The USAID Agricultural Development and Value Chain Enhancement (ADVANCE) II project, implemented by ACDI/VOCA, introduced Muyo to the mobile money technology in 2014. Since then, he has encouraged more than 300 smallholder farmers to adopt the new system and improve the ease with which they perform business transactions.
Safer, Smarter Way of Sharing Money
The farmers Muyo works with also face challenges in moving money. They often travel long distances to send or receive money from family members. And they lack the means to save their money and invest it for future growth.
USAID/ADVANCE encourages savings among rural smallholder farmers while at the same time making payment options available to farmers especially in remote areas where there are no banks. The project uses the mobile money system with service provider MTN to promote electronic payments through mobile phones.
Expanding Mobile Money Services
Muyo is already benefitting from the mobile money system. Five months after signing on to the platform, he has made GH₵56,000 ($1,400) in payments through the mobile money system.

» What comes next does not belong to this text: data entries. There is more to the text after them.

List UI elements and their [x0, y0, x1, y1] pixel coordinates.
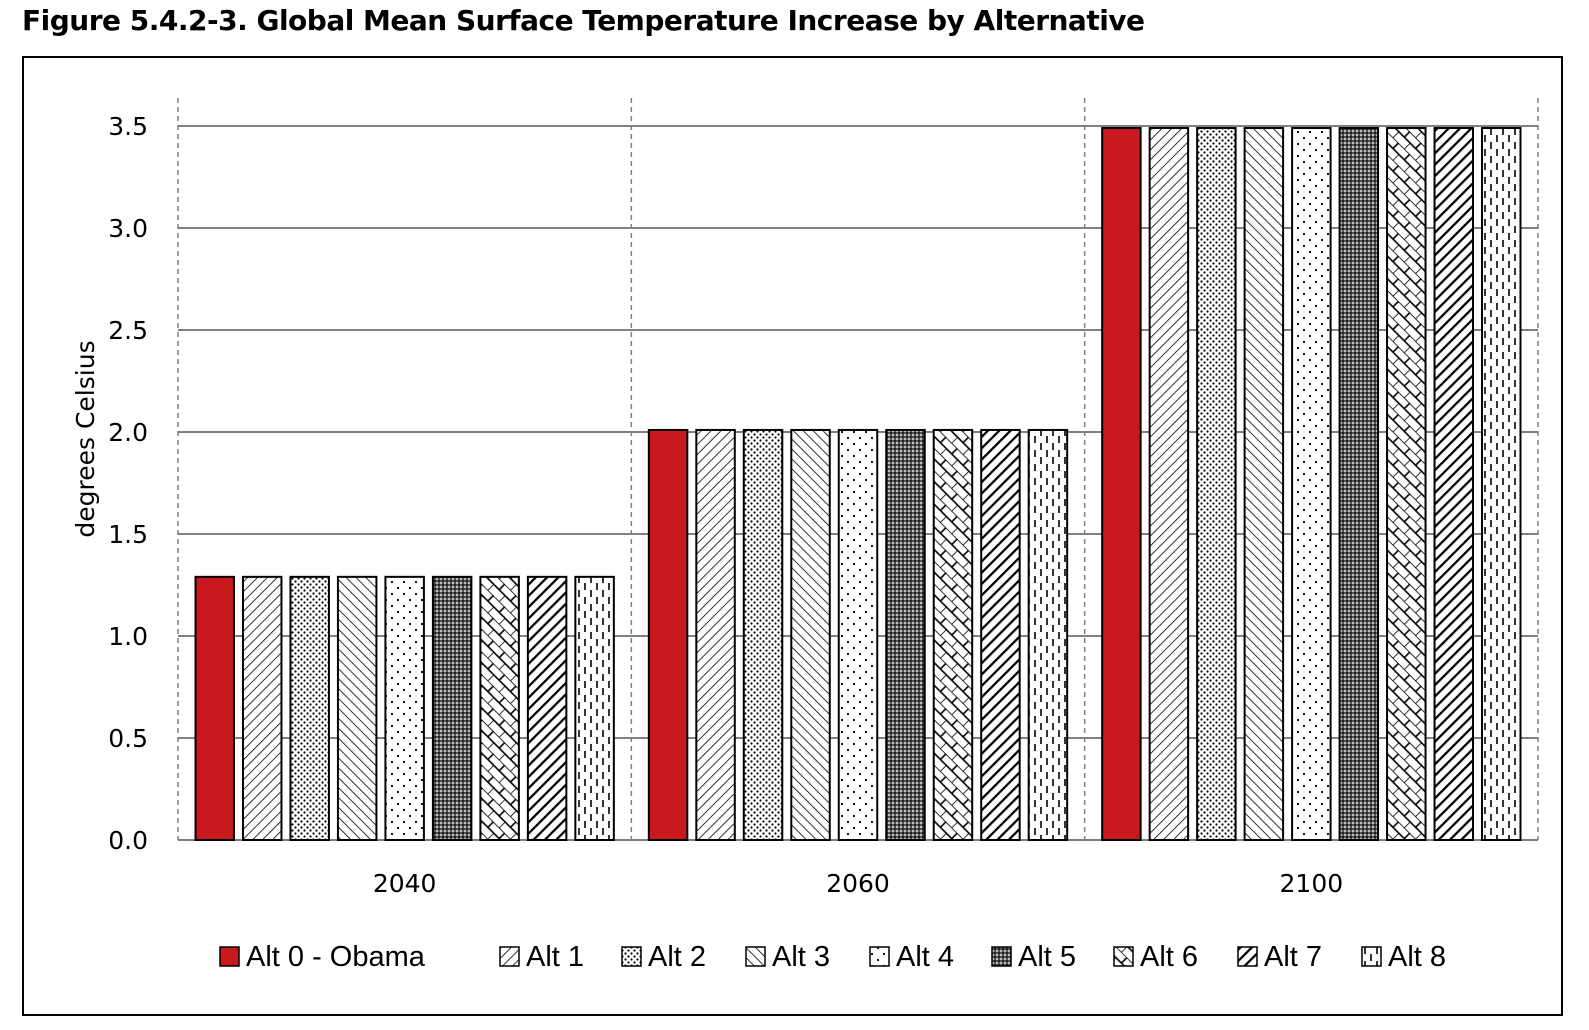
legend-label: Alt 8 — [1388, 941, 1446, 973]
legend-label: Alt 3 — [772, 941, 830, 973]
legend-label: Alt 1 — [526, 941, 584, 973]
bar — [980, 428, 1021, 841]
legend-label: Alt 5 — [1018, 941, 1076, 973]
bar — [526, 575, 568, 842]
y-tick-label: 2.5 — [108, 316, 148, 345]
legend-swatch — [499, 946, 520, 967]
bar — [384, 575, 425, 842]
legend-label: Alt 7 — [1264, 941, 1322, 973]
x-tick-label: 2040 — [373, 869, 437, 898]
axes: 0.0 0.5 1.0 1.5 2.0 2.5 3.0 3.5 degrees Celsius 2… — [71, 112, 1343, 898]
bars — [194, 127, 1522, 842]
legend-swatch — [869, 946, 890, 967]
legend-label: Alt 6 — [1140, 941, 1198, 973]
bar — [1196, 127, 1237, 842]
legend: Alt 0 - Obama Alt 1 Alt 2 Alt 3 Alt 4 Alt 5 Al… — [219, 941, 1446, 973]
figure-title: Figure 5.4.2-3. Global Mean Surface Temp… — [22, 4, 1145, 37]
bar — [431, 575, 473, 842]
legend-label: Alt 4 — [896, 941, 954, 973]
bar-chart: 0.0 0.5 1.0 1.5 2.0 2.5 3.0 3.5 degrees Celsius 2… — [71, 98, 1539, 973]
bar — [647, 428, 689, 841]
bar — [790, 428, 831, 841]
legend-swatch — [219, 946, 240, 967]
bar — [742, 428, 784, 841]
bar — [1386, 127, 1427, 842]
bar — [1291, 127, 1332, 842]
bar — [1481, 127, 1522, 842]
legend-swatch — [1113, 946, 1134, 967]
legend-label: Alt 2 — [648, 941, 706, 973]
bar — [1027, 428, 1069, 841]
legend-swatch — [745, 946, 766, 967]
bar — [289, 575, 330, 842]
y-tick-label: 1.0 — [108, 622, 148, 651]
y-tick-label: 0.0 — [108, 826, 148, 855]
bar — [336, 575, 378, 842]
bar — [1433, 127, 1475, 842]
bar — [885, 428, 926, 841]
legend-swatch — [621, 946, 642, 967]
bar — [1338, 127, 1380, 842]
legend-label: Alt 0 - Obama — [246, 941, 426, 973]
legend-swatch — [1237, 946, 1258, 967]
legend-swatch — [1361, 946, 1382, 967]
bar — [695, 428, 736, 841]
legend-swatch — [991, 946, 1012, 967]
y-tick-label: 3.0 — [108, 214, 148, 243]
bar — [837, 428, 879, 841]
y-tick-label: 3.5 — [108, 112, 148, 141]
x-tick-label: 2060 — [826, 869, 890, 898]
x-tick-label: 2100 — [1280, 869, 1344, 898]
bar — [1148, 127, 1190, 842]
bar — [241, 575, 283, 842]
bar — [479, 575, 520, 842]
bar — [194, 575, 235, 842]
y-tick-label: 1.5 — [108, 520, 148, 549]
bar — [932, 428, 974, 841]
bar — [1243, 127, 1285, 842]
bar — [574, 575, 615, 842]
y-tick-label: 2.0 — [108, 418, 148, 447]
y-tick-label: 0.5 — [108, 724, 148, 753]
chart-frame: 0.0 0.5 1.0 1.5 2.0 2.5 3.0 3.5 degrees Celsius 2… — [22, 56, 1563, 1016]
y-axis-title: degrees Celsius — [71, 340, 100, 537]
bar — [1101, 127, 1142, 842]
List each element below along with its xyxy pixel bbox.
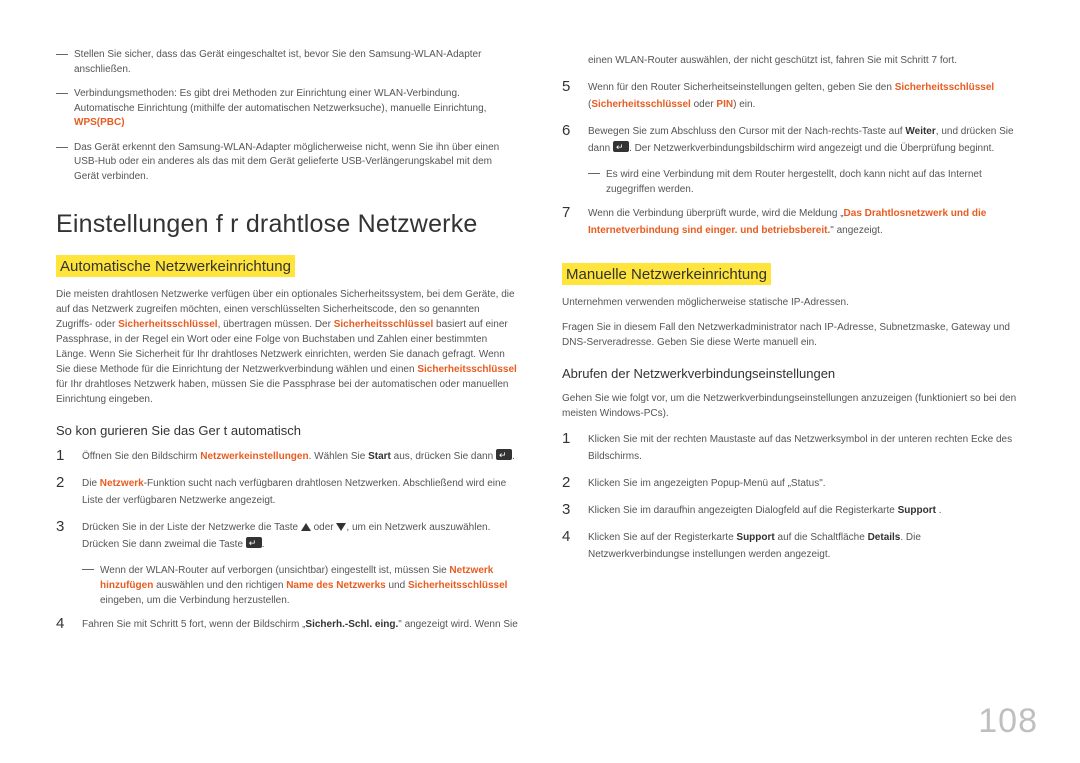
enter-icon	[496, 449, 512, 460]
step-number: 3	[562, 502, 576, 519]
step-5: 5 Wenn für den Router Sicherheitseinstel…	[562, 79, 1024, 113]
enter-icon	[613, 141, 629, 152]
step-7: 7 Wenn die Verbindung überprüft wurde, w…	[562, 205, 1024, 239]
step-number: 6	[562, 123, 576, 157]
dash-icon	[588, 173, 600, 174]
step-2: 2 Die Netzwerk-Funktion sucht nach verfü…	[56, 475, 518, 509]
step-number-spacer	[562, 52, 576, 69]
subheading-retrieve-settings: Abrufen der Netzwerkverbindungseinstellu…	[562, 366, 1024, 381]
section-heading-manual: Manuelle Netzwerkeinrichtung	[562, 263, 771, 285]
page-title: Einstellungen f r drahtlose Netzwerke	[56, 210, 518, 239]
enter-icon	[246, 537, 262, 548]
dash-icon	[56, 54, 68, 55]
page-number: 108	[978, 702, 1038, 741]
step-number: 3	[56, 519, 70, 553]
manual-step-3: 3 Klicken Sie im daraufhin angezeigten D…	[562, 502, 1024, 519]
left-column: Stellen Sie sicher, dass das Gerät einge…	[56, 48, 518, 643]
step-number: 4	[56, 616, 70, 633]
manual-p1: Unternehmen verwenden möglicherweise sta…	[562, 295, 1024, 310]
manual-step-4: 4 Klicken Sie auf der Registerkarte Supp…	[562, 529, 1024, 563]
nested-note: Wenn der WLAN-Router auf verborgen (unsi…	[82, 563, 518, 608]
manual-step-2: 2 Klicken Sie im angezeigten Popup-Menü …	[562, 475, 1024, 492]
note-text: Das Gerät erkennt den Samsung-WLAN-Adapt…	[74, 141, 518, 185]
up-arrow-icon	[301, 523, 311, 531]
auto-intro-paragraph: Die meisten drahtlosen Netzwerke verfüge…	[56, 287, 518, 407]
step-number: 2	[562, 475, 576, 492]
step-number: 1	[56, 448, 70, 465]
step-6: 6 Bewegen Sie zum Abschluss den Cursor m…	[562, 123, 1024, 157]
step-number: 2	[56, 475, 70, 509]
note-item: Verbindungsmethoden: Es gibt drei Method…	[56, 87, 518, 131]
step-number: 5	[562, 79, 576, 113]
step-number: 7	[562, 205, 576, 239]
note-text: Verbindungsmethoden: Es gibt drei Method…	[74, 87, 518, 131]
step-4: 4 Fahren Sie mit Schritt 5 fort, wenn de…	[56, 616, 518, 633]
step-number: 1	[562, 431, 576, 465]
dash-icon	[82, 569, 94, 570]
manual-p2: Fragen Sie in diesem Fall den Netzwerkad…	[562, 320, 1024, 350]
down-arrow-icon	[336, 523, 346, 531]
manual-step-1: 1 Klicken Sie mit der rechten Maustaste …	[562, 431, 1024, 465]
right-column: einen WLAN-Router auswählen, der nicht g…	[562, 52, 1024, 643]
note-item: Das Gerät erkennt den Samsung-WLAN-Adapt…	[56, 141, 518, 185]
dash-icon	[56, 93, 68, 94]
nested-note: Es wird eine Verbindung mit dem Router h…	[588, 167, 1024, 197]
section-heading-auto: Automatische Netzwerkeinrichtung	[56, 255, 295, 277]
wps-pbc-label: WPS(PBC)	[74, 117, 125, 128]
manual-intro: Gehen Sie wie folgt vor, um die Netzwerk…	[562, 391, 1024, 421]
step-1: 1 Öffnen Sie den Bildschirm Netzwerkeins…	[56, 448, 518, 465]
subheading-auto-config: So kon gurieren Sie das Ger t automatisc…	[56, 423, 518, 438]
step-number: 4	[562, 529, 576, 563]
step-3: 3 Drücken Sie in der Liste der Netzwerke…	[56, 519, 518, 553]
two-column-layout: Stellen Sie sicher, dass das Gerät einge…	[56, 48, 1024, 643]
step-4-continued: einen WLAN-Router auswählen, der nicht g…	[562, 52, 1024, 69]
dash-icon	[56, 147, 68, 148]
note-text: Stellen Sie sicher, dass das Gerät einge…	[74, 48, 518, 77]
note-item: Stellen Sie sicher, dass das Gerät einge…	[56, 48, 518, 77]
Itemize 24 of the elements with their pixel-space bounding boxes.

In addition, the new system provides Muyo with an additional source of income. He serves as a merchant point where his neighbors can electronically transfer money. MTN pays him a set percent commission for each transaction that he completes. In the last five months, his neighbors have transferred GH₵379,703 ($98,000) using his merchant point.
“The mobile money has opened a new chapter in my business operations,” reports Muyo. “When I buy soya now, I don’t pay cash. I come home and load the mobile wallets of the farmers with their monies. I no longer carry money to the communities, and this has saved me from threat of armed robbers. I am glad the whole community has also benefited, and each day many people troop to my house to send money to other places or receive money from their relatives in the bigger cities.”
USAID/ADVANCE II is increasing the use of the mobile money by piloting the services to more value chain actors in the project’s intervention zones. In the last five months, more than 1,000 smallholder farmers have been reached with the new technology.
USAID/ADVANCE supports the scaling up of private sector investment and involvement in the maize, rice, and soybean value chains to achieve food security among the rural population in the north.